30.ago.2016 - A advogada Janaina Paschoal durante o julgamento do impeachment de Dilma Rousseff no Senado - Geraldo Magela/Agência Senado
30.ago.2016 - A advogada Janaina Paschoal durante o julgamento do impeachment de Dilma Rousseff no Senado Imagem: Geraldo Magela/Agência Senado

Janaina Garcia

Do UOL, em São Paulo

28/11/2018 12h17

A deputada estadual eleita Janaina Paschoal (PSL) ironizou nesta quarta-feira (28) a possibilidade de ter de enfrentar outra mulher na disputa à Presidência da Alesp (Assembleia Legislativa de São Paulo) ao afirmar que a disputa não tem relação com o gênero.

“A disputa pela presidência da Assembleia tem a ver com propostas, e não com pênis e vagina!”, escreveu a advogada e professora universitária, que ganhou notoriedade, em 2015, ao ser uma das três pessoas que assinaram o pedido de impeachment contra a então presidente Dilma Rousseff (PT).

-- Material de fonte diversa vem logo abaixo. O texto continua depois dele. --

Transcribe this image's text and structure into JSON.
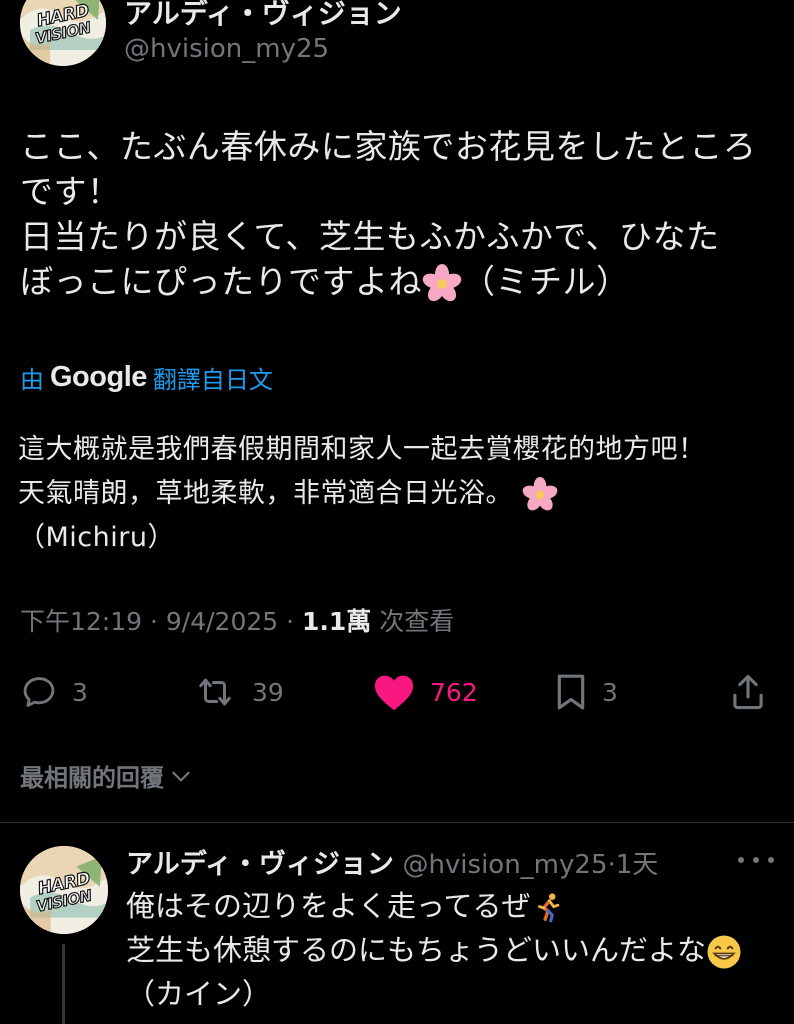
{
  "tweet": {
    "author": {
      "name": "アルディ・ヴィジョン",
      "handle": "@hvision_my25",
      "avatar_logo_lines": [
        "HARD",
        "VISION"
      ]
    },
    "text_lines": [
      "ここ、たぶん春休みに家族でお花見をしたところ",
      "です！",
      "日当たりが良くて、芝生もふかふかで、ひなた",
      "ぼっこにぴったりですよね"
    ],
    "text_last_suffix": "（ミチル）",
    "emoji": "cherry-blossom",
    "translation": {
      "prefix": "由",
      "provider": "Google",
      "label": "翻譯自日文",
      "lines": [
        "這大概就是我們春假期間和家人一起去賞櫻花的地方吧！",
        "天氣晴朗，草地柔軟，非常適合日光浴。"
      ],
      "last_line": "（Michiru）"
    },
    "meta": {
      "time": "下午12:19 · 9/4/2025 · ",
      "views_count": "1.1萬",
      "views_label": " 次查看"
    },
    "actions": {
      "reply_count": "3",
      "retweet_count": "39",
      "like_count": "762",
      "bookmark_count": "3",
      "liked": true,
      "like_color": "#f91880"
    }
  },
  "replies_section": {
    "label": "最相關的回覆"
  },
  "reply": {
    "name": "アルディ・ヴィジョン",
    "handle": "@hvision_my25",
    "dot": "·",
    "time": "1天",
    "text_lines": [
      "俺はその辺りをよく走ってるぜ",
      "芝生も休憩するのにもちょうどいいんだよな",
      "（カイン）"
    ],
    "emojis": [
      "runner",
      "grinning-face"
    ]
  },
  "colors": {
    "background": "#000000",
    "text": "#e7e9ea",
    "secondary": "#71767b",
    "link": "#1d9bf0",
    "divider": "#2f3336"
  }
}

Janaina se manifestou em seu perfil no Twitter, onde, em 25 tópicos, relatou ter sido informada de que haveria outra mulher na disputa à Presidência durante reunião com três dos quatro deputados estaduais eleitos pelo partido Novo. Até o momento, ela figura como praticamente único nome posto à disputa – subsidiada não apenas pela maior votação no país (pouco mais de 2 milhões de votos), como pelo fato de o PSL ter eleito a maior bancada.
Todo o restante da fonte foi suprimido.